Kitaba gelince; Mardin civarında görüştüğü çeşitli kesimden kadınların öyküsünü anlatıyor Gülseren Mungan. Şöyle başlıyor söze; “Onlar, eteklerindeki taşları döktüler yazarın kalemi ucuna. O taşlar beden acıları, iyileşmeyen iç sancılarıydı. Silahların gölgesinde yitirdikleri canlar, geride bıraktıkları vatanlardı… O taşlar oturamadıkları okul sıraları, kavuşamadıkları sevdaları, yazamadıkları romanlardı. Emekleriyle önemsenmeyen… Çocuklarıydı küçük beyaz bir entarinin kırmızı kuşağında kaybolan… Yine de umutlarını esirgemediler ondan, serdiler önüne içtenlikle. Yazar taşlardan bir tablo yaptı. Hem görülesi hem okuması…”

Kitapta birbirinden güzel on dört öykü var, öykülerin kahramanları birbirinden farklı deneyimlerle Mardin’de geleneklerin, aile içi hukukun, toplumsal etiğin kurbanı olmuş kadınlardan oluşuyor. Kadınların bitmeyen çilesini anlatıyorlar. Her şeye rağmen ne kadar güçlü olduklarını, kurtuluşun yine kadınların çabası ile olacağını anlatıyorlar. Her hikaye okunmaya değer.

En beğendiğim öykü kitabın son öyküsü “Şampiyon”. Elbette diğerlerinden çok farklı değil, ama öyküde bir ölçüde bireyin dışında devletin de kadının kurtuluşunda ne kadar aciz kaldığını tanık oluyoruz. Benim klasik ifadem çifte kavrulmuşluk kadınlar için de geçerli. Maalesef hem aileden hem devletten yana haksızlıklara maruz kalıyor kadınlar.

Diğer öyküler dizisinde yazar çocuk gelinden başlayarak berdele, çocuk istismarına, enseste, akraba evliliğine, şiddetin her türlüsüne değiniyor; eziyetin, hüznün her çeşidini sabır ve empati ile anlatıyor. Kadınlar sadece bizim kadınlarımız değil, aralarında Irak’tan, Suriye’den gelen göçmen kadınlar da var. Onların öyküleri ile bizim kadınlarımızın öyküleri arasında çok büyük fark yok, bu belki de bu coğrafyanın kaderidir diye düşünmekten kendimi alamıyorum. Toplumlar arası kültürel etkileşimin sonucu kadının sosyal konumuna da yansıyor. Yazar öykü kahramanları ile empati kurarak olayları tarafsız bir şekilde irdeliyor.

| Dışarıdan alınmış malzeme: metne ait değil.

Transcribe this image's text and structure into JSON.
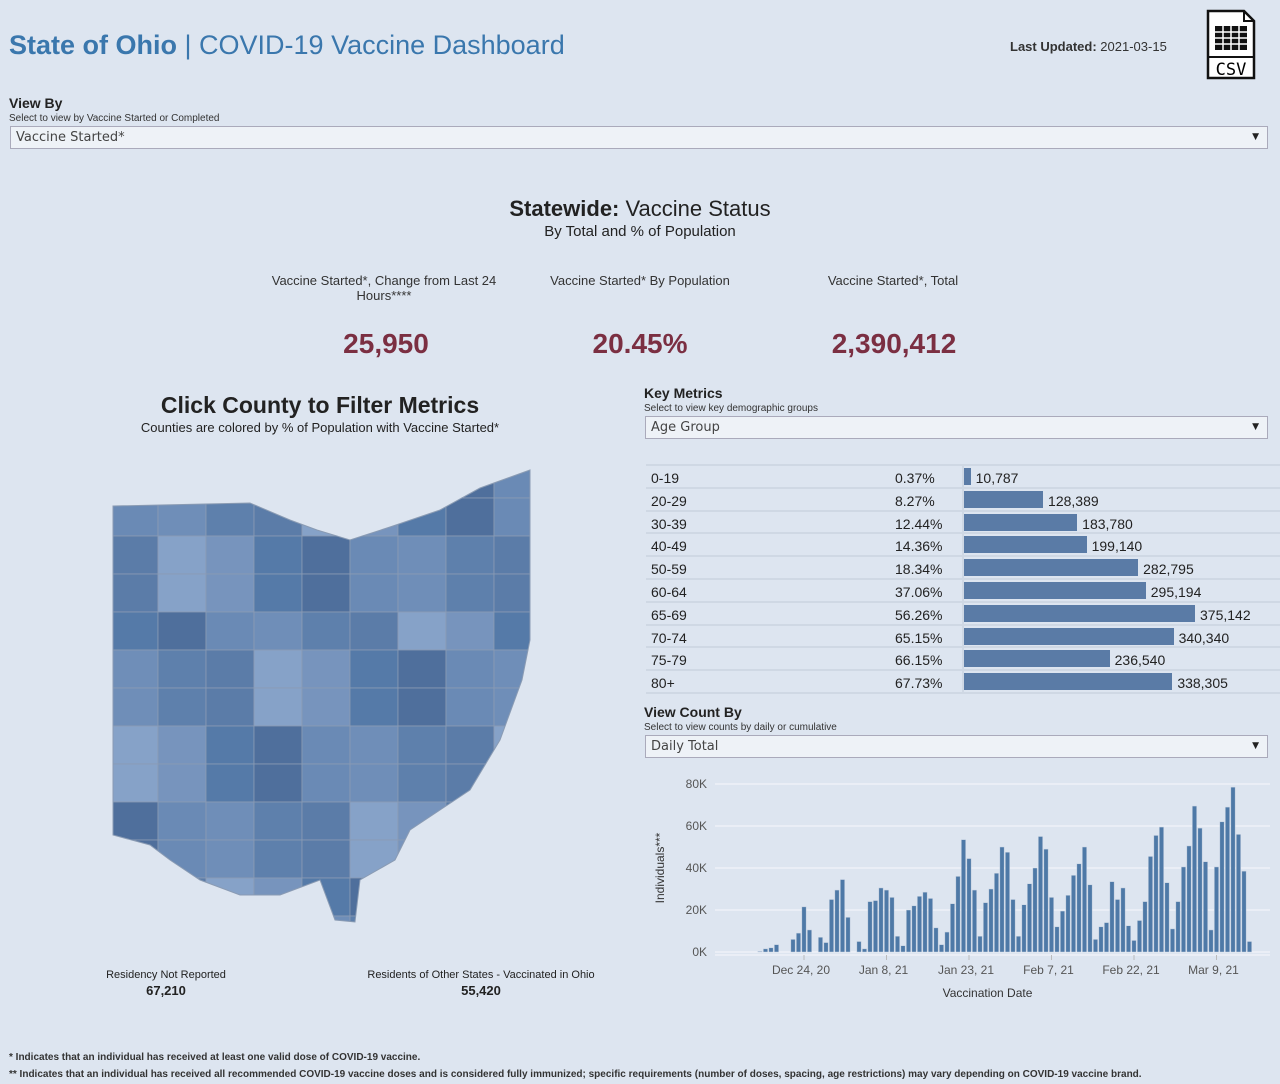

Kadınların toplumdaki gerçek yerini ve değerini bulması ancak ataerkil, yani erkek egemen toplumların bireylerin eşitlendiği, cinsiyet ayrımından vazgeçildiği sosyal eşitlikçi toplumlara evrilmesiyle gerçekleşecek. Kız çocuklarının okula gönderilmesi ile, kadınların çalışma hayatına katılması, üretime katılmasıyla gerçekleşecek. Erkeklerle eşit ücrete, eşit haklara sahip olmalarıyla gerçekleşecek. Bütün bunların gerçekleşmesi için de önce aile içinde, sonra okulda eğitimin şart olduğunu kabullenmeliyiz.